C’est une réforme passée presque inaperçue, mais qui pourrait bien faire la différence pour des milliers de salariés. Depuis mars 2025, un ajustement dans le calcul de la retraite complémentaire Agirc-Arrco permet à certains travailleurs de valoriser davantage leur pension, sans pour autant changer leur salaire ou leur rythme de travail. Encore faut-il remplir une condition souvent négligée, mais cruciale. Une opportunité à ne pas manquer pour ceux dont la carrière ne rentre pas dans les cases habituelles.
Un changement discret mais décisif pour la retraite complémentaire
Depuis le printemps 2025, l’Agirc-Arrco a corrigé une incohérence qui pénalisait de nombreux cadres. Jusqu’alors, les salariés en forfait jour réduit — souvent en fin de carrière ou en quête d’un meilleur équilibre vie pro/vie perso — étaient désavantagés dans le calcul de leur retraite complémentaire. Leur salaire réel n’était pas toujours pris en compte, plafonné de manière artificielle à environ 2 425 € nets.
Désormais, le revenu perçu est reconnu dans son intégralité pour le calcul des points, même si la personne travaille moins de 218 jours par an. Un vrai pas en avant pour ceux qui ont fait le choix d’un temps de travail aménagé, sans pour autant renoncer à leur niveau de rémunération.
Une réforme qui s’adapte aux nouvelles formes de travail
Ce nouveau mode de calcul reflète une évolution du monde du travail.

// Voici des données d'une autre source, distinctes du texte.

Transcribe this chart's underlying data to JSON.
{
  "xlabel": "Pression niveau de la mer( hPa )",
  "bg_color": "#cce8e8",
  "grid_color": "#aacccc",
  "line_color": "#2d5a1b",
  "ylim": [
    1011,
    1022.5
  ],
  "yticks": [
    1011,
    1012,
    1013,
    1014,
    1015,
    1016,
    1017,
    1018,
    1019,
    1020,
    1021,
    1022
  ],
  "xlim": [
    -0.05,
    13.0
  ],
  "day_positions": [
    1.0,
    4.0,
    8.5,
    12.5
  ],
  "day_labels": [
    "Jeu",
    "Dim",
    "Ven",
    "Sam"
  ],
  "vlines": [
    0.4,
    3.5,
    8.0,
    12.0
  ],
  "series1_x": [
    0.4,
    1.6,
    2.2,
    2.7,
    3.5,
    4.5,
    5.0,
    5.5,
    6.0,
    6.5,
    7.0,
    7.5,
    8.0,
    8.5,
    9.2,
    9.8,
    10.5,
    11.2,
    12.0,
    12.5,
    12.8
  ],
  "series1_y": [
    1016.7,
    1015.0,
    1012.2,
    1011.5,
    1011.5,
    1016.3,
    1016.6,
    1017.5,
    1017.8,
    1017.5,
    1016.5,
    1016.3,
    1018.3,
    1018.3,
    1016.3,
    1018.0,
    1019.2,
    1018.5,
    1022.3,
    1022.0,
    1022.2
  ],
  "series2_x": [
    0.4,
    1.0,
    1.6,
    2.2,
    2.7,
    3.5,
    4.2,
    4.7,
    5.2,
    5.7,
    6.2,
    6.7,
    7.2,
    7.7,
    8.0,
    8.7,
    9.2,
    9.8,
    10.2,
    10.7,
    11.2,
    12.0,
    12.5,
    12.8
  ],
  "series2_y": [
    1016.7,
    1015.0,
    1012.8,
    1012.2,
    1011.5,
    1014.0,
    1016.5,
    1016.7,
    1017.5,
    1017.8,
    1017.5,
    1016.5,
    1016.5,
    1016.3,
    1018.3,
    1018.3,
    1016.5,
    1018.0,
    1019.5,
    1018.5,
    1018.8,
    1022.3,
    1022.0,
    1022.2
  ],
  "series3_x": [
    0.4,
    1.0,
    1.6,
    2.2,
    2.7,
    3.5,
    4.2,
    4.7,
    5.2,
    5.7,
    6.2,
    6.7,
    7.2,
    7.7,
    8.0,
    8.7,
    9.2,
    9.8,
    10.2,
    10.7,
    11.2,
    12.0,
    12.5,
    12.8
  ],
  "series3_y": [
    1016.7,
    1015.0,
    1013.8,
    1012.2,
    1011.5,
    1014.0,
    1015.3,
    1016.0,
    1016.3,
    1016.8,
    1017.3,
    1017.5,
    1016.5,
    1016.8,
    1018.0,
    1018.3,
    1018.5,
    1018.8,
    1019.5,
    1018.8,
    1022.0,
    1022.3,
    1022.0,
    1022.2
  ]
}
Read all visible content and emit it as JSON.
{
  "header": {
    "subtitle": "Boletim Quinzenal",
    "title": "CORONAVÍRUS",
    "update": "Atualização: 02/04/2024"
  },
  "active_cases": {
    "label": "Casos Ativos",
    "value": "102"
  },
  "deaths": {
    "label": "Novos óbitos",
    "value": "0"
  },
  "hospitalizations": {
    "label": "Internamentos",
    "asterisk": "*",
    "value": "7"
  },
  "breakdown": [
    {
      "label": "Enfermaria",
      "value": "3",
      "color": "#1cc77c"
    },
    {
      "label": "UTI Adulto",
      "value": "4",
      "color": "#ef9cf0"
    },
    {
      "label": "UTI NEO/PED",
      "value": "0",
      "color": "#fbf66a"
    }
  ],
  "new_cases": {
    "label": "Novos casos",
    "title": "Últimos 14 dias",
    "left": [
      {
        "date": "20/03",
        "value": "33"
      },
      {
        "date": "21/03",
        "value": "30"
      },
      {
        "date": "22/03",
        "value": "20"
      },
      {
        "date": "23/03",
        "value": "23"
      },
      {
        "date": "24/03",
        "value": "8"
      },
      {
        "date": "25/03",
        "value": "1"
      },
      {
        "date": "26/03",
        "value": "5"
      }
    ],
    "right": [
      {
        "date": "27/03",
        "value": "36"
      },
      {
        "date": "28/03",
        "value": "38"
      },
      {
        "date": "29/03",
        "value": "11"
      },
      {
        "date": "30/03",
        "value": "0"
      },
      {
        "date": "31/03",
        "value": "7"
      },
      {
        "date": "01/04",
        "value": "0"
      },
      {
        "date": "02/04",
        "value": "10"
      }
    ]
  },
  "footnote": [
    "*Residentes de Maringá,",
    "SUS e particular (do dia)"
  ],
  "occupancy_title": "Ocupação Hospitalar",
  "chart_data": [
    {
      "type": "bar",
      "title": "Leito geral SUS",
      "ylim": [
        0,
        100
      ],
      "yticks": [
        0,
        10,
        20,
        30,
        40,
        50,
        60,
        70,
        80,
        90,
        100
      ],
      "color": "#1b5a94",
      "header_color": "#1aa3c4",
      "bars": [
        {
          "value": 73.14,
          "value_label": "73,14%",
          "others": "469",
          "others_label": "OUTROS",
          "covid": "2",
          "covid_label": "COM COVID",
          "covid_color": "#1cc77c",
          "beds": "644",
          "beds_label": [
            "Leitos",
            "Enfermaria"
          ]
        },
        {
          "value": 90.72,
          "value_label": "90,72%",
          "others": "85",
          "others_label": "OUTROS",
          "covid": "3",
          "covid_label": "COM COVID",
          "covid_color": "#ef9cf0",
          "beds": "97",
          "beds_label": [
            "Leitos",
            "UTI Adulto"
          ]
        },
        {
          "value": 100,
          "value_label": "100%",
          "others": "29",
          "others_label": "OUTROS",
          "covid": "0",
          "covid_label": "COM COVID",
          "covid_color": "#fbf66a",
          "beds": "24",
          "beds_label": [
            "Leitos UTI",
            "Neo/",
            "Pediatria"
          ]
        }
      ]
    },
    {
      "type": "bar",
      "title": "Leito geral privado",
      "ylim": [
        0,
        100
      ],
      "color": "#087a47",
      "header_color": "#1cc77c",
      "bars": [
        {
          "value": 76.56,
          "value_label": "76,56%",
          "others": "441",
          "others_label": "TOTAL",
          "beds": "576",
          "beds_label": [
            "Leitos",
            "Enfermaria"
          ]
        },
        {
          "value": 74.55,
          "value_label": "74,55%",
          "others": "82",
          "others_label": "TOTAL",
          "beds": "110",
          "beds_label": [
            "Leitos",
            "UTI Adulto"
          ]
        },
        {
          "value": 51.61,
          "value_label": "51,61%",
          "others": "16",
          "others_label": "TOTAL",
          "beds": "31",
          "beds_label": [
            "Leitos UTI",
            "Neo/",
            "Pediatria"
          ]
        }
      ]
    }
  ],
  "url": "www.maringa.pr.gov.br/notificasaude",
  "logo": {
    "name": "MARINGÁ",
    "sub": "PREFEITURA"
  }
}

Il prend en compte les réalités de plus en plus fréquentes comme le télétravail, les parcours en reconversion, les temps partiels annualisés ou encore les aménagements de fin de carrière. Résultat : la trajectoire des droits à la retraite est enfin alignée avec les contributions réelles des salariés, quelle que soit la forme de leur contrat.
Les bénéficiaires peuvent ainsi espérer une pension plus juste, mieux en phase avec leur parcours professionnel. Une avancée bienvenue pour toutes celles et ceux qui ne rentrent pas dans le moule du plein temps traditionnel.
Qui peut en bénéficier ?
Ce dispositif s’adresse aux salariés du secteur privé en forfait jour réduit, à condition qu’un accord écrit formel existe dans leur contrat de travail. Cela concerne :
Les cadres en fin de carrière qui souhaitent lever le pied,
Les salariés optant pour un meilleur équilibre vie personnelle/professionnelle,
Les parents qui aménagent leur emploi du temps pour leurs enfants,
Les professionnels en reconversion ou en pluriactivité.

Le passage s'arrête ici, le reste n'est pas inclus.